Making peace in troubled times…


Wherever you fall on the political spectrum, it’s hard to deny that these are troubled times. Thinking about not accepting injustice also brings to mind the pitfalls of ‘fighting fire with fire.’

I recently came across this stirring quote about peacemaking — and was particularly moved by its vision of actively pushing back and yet breaking out of an escalating cycle of retribution:

“Peacemaking does not mean passivity. It is the act of interrupting injustice without mirroring injustice, the act of disarming evil without destroying the evildoer, the act of finding a third way that is neither fight nor flight but the careful arduous pursuit of reconciliation and justice. It is about a revolution of love that is big enough to set both the oppressed and the oppressors free.”  (Shane Claiborne)

Yes, the real work is in hashing out *how* to enact such lofty principles — but we can and must let inspiration like this at least get us started.

14 thoughts on “Making peace in troubled times…

    • so is it one word or two? i might add a fourth word to summarize your three: inapposite. too vague to be useful–or useful for anything. complex things need complex consideration, not labels. are you a spiritual guru?

    • Thank you for the comment, dagway…
      Taking your two-word phrase to mean seeking balance between confronting and supportiveness, i agree we ought to aspire to that — particularly within personal relationships.
      It isn’t immediately clear to me how the phrase is applicable to grappling with injustice in the broader societal arena.
      I don’t want ‘good and evil’ to balance each other out; i want to incapacitate oppression and mitigate its damage to the furthest extent humanly possible.

  1. There is a line in an old hymn that says Let there be peace in the world and let it begin with me. Whether that means peace on a worldwide scale or peace in your own heart, it can begin with you right now. Allow God to be your comfort in these troubled times. God promises us

    • The peacemaking concepts in this quote dwarf God’s methods in the Bible. The core of Christianity (salvation) shows God’s ineptitude in reconciliation and justice.
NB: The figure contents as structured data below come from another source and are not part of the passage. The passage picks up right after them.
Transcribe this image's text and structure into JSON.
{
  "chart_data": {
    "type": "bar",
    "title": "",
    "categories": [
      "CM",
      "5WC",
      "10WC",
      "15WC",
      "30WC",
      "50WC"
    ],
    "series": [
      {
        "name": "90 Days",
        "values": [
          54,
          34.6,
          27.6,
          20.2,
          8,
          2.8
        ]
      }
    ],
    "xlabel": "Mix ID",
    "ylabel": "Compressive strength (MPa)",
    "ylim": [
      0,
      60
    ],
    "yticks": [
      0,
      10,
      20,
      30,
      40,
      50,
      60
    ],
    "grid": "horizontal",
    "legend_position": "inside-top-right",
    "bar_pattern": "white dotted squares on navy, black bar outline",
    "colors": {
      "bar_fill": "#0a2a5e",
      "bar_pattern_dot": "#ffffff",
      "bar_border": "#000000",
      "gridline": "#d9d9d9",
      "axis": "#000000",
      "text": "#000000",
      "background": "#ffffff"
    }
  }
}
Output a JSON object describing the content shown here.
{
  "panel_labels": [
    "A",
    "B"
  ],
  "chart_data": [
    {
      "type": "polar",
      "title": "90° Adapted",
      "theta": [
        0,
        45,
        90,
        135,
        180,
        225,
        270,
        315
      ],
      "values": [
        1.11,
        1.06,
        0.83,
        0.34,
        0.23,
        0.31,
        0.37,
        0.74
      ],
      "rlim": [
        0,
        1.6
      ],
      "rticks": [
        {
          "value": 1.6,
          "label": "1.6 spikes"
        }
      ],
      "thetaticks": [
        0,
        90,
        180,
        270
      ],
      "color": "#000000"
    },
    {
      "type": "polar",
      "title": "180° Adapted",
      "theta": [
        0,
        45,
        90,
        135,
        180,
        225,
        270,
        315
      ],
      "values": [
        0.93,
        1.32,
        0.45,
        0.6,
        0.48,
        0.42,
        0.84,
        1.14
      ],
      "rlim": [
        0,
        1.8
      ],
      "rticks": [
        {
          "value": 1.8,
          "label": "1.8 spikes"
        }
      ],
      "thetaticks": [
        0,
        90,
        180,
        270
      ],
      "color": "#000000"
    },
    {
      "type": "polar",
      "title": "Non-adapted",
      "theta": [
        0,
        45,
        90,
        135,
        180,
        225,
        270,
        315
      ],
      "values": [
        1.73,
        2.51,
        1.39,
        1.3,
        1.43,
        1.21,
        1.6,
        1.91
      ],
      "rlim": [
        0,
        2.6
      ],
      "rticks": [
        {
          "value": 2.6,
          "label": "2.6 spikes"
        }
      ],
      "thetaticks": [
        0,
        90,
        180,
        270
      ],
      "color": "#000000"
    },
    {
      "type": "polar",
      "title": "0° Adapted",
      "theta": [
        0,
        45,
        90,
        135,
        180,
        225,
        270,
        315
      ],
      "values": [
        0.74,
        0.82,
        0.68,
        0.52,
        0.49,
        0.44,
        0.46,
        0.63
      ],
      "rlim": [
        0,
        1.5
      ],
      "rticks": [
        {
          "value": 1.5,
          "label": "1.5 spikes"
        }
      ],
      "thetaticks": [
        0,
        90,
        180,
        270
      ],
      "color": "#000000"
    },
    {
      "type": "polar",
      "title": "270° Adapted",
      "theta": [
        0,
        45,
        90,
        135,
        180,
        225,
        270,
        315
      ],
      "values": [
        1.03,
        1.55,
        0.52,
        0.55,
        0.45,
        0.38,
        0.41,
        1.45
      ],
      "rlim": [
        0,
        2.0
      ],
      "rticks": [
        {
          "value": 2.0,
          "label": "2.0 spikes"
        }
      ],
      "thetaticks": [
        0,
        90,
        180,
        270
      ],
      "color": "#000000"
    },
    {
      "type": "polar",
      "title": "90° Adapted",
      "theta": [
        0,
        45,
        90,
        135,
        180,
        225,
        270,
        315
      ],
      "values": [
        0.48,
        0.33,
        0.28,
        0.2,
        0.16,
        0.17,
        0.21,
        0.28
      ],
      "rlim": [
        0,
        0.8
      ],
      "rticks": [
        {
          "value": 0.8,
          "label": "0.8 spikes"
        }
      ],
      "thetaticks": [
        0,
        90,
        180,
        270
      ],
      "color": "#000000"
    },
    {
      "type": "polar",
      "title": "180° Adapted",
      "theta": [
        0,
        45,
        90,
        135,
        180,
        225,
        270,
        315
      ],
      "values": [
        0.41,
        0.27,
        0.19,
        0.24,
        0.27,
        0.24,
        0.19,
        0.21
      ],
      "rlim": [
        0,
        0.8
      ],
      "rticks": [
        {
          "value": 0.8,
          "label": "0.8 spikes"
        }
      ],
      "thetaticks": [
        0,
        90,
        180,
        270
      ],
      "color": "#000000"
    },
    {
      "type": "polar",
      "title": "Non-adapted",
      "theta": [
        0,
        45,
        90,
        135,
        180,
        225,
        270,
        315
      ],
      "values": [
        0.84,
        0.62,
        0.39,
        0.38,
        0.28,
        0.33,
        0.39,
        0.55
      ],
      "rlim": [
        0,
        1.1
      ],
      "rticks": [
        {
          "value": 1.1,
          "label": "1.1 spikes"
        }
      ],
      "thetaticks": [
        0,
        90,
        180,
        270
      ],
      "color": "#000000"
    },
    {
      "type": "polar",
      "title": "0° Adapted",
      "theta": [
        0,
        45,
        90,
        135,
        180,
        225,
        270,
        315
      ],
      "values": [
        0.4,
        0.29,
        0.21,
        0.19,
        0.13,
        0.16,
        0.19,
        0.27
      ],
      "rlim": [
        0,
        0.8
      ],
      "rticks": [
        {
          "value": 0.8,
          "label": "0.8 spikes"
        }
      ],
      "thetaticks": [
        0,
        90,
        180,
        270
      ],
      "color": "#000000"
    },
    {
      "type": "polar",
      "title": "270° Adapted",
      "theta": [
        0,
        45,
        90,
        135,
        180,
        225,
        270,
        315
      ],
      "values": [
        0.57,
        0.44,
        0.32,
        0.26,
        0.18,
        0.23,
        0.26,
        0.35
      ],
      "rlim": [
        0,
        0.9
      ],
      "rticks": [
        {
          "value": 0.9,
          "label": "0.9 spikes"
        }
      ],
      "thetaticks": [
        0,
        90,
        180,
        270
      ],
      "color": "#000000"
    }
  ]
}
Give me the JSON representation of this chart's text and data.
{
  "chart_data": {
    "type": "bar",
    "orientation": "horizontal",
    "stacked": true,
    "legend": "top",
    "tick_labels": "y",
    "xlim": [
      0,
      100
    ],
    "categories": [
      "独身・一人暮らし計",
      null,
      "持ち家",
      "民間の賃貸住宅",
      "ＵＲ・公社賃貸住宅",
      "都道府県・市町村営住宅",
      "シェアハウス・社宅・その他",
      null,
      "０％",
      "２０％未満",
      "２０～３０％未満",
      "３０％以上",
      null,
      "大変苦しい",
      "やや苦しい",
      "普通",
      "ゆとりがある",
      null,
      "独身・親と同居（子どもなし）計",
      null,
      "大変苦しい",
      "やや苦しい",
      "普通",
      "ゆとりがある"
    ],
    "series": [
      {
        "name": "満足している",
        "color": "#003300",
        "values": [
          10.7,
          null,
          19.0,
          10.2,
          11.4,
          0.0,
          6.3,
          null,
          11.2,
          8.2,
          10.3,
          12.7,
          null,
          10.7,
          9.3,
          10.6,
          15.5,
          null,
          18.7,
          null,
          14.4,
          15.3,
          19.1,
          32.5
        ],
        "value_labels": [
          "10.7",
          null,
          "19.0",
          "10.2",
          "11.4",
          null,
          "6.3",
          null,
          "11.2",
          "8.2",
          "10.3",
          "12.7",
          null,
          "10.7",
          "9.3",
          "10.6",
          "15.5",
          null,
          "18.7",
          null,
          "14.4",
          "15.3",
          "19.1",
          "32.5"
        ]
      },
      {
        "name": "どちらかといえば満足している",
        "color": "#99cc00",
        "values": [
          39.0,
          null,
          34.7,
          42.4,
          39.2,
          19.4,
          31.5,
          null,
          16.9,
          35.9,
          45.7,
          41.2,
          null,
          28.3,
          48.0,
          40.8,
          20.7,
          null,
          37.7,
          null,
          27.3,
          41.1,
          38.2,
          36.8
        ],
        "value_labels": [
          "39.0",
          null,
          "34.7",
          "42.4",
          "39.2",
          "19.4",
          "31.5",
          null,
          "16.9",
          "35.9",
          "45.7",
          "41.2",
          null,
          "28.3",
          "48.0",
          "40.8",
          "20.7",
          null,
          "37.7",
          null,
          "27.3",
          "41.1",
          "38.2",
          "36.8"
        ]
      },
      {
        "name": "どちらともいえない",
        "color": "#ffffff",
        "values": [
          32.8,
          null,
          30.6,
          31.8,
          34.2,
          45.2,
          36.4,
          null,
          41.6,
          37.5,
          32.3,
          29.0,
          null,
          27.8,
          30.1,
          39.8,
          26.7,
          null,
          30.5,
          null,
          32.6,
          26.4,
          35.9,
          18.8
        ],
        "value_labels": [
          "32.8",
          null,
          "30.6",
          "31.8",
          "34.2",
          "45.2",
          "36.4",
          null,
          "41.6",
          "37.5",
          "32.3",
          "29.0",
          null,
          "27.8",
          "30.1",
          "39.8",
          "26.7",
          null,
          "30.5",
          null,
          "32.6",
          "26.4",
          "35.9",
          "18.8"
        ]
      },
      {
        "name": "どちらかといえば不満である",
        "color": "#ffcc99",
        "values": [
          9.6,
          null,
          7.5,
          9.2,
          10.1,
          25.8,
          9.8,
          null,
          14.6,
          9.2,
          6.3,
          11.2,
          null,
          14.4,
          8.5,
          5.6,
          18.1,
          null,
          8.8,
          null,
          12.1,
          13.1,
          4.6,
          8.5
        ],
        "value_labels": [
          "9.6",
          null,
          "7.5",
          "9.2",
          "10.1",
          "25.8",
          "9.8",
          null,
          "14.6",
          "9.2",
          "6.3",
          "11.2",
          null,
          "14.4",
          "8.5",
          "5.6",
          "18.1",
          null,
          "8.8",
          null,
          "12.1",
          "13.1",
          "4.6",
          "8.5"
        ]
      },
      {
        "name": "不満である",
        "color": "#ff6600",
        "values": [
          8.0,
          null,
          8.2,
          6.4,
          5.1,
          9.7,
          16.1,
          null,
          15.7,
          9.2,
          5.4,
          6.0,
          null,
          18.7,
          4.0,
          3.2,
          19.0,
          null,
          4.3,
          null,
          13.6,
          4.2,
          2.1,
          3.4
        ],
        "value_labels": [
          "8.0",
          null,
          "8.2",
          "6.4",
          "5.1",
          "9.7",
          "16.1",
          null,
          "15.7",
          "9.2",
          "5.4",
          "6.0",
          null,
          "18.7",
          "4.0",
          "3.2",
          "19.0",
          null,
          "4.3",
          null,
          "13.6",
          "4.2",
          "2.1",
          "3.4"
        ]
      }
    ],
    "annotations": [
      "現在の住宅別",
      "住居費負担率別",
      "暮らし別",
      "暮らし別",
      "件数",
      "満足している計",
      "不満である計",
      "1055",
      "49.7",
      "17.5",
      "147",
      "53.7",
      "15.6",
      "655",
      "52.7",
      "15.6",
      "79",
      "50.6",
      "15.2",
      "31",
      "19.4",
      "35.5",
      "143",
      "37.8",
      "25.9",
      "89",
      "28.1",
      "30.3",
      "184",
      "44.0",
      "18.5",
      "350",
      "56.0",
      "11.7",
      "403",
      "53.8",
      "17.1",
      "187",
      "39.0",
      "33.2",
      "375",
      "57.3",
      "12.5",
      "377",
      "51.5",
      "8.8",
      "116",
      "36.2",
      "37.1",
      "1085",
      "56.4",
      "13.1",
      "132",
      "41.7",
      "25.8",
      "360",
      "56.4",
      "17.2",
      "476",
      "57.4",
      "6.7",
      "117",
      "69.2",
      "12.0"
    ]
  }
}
      What I call inept, actually sounds like an intentional aspect of Jesus’s mission: “Do not suppose that I have come to bring peace to the earth. I did not come to bring peace, but a sword.”

      I suppose the peace and comfort you mention have different meanings than the peacemaking process described in the quote. But if God has promised peace or comfort, why do you think God hasn’t followed through on that promise?

      • couldn’t agree more. a god could easily bring peace to all. i think about the flood. not only was this a pathetic solution, and not only did god destroy evildoers, he also destroyed animals. god is a joke. a false sense of comfort from a pretend god is childish.

      • And yet recognizing that some reach for comfort in different places than others honors our common humanity.

      • Katherine, That’s true. I understand many get comfort from religious beliefs, and I’m okay with that. I objected so strongly because I saw the subject of peacemaking as much more significant than simply feeling okay.

        It bothered me that peacemaking, which clearly requires a ‘careful arduous pursuit of reconciliation and justice,’ could be regarded with such religious reductionism.

        And so often the religious response is something like that. “Don’t worry, let God handle it.” (i.e. If the problem seems too difficult, ignore it, and have good feelings.) To me, this is not even an attempt at a viable alternative.

      • Ah, right — that’s a good point.
        The idea of peace can make one person think of the micro — how it applies personally — and another of the macro — among humanity generally. And while there may be overlap, it could be confusing to conflate them.
        I agree with you that Claiborne here meant to address the latter. Peace*making* is arduous, because it requires addressing injustice — not something accomplished by relinquishment.

      • I appreciate your comments, Jamison.
        Those are provocative propositions — contrasting Claiborne’s words with biblical references, especially Jesus’s expression of intent that you cite.
        Of course, other biblical quotes support seeking peace without the sword; i agree that such conflicts within the writings must be confronted.
        When i wrote this post, i imagined some readers halting at the idea of not destroying the evildoer, and thinking it ought to be part of the equation. (One reader did later express exactly that to me privately.)
        Indeed, the focus on disarming the evil itself and disallowing the destruction of perpetrators was at the core of what grabbed me about the quote.
        I’m looking forward to other responses to your closing question, Jamison.

    • Hello Maxim – thank you for commenting!
      Yes, i thought of that lyric too as i wrote this post.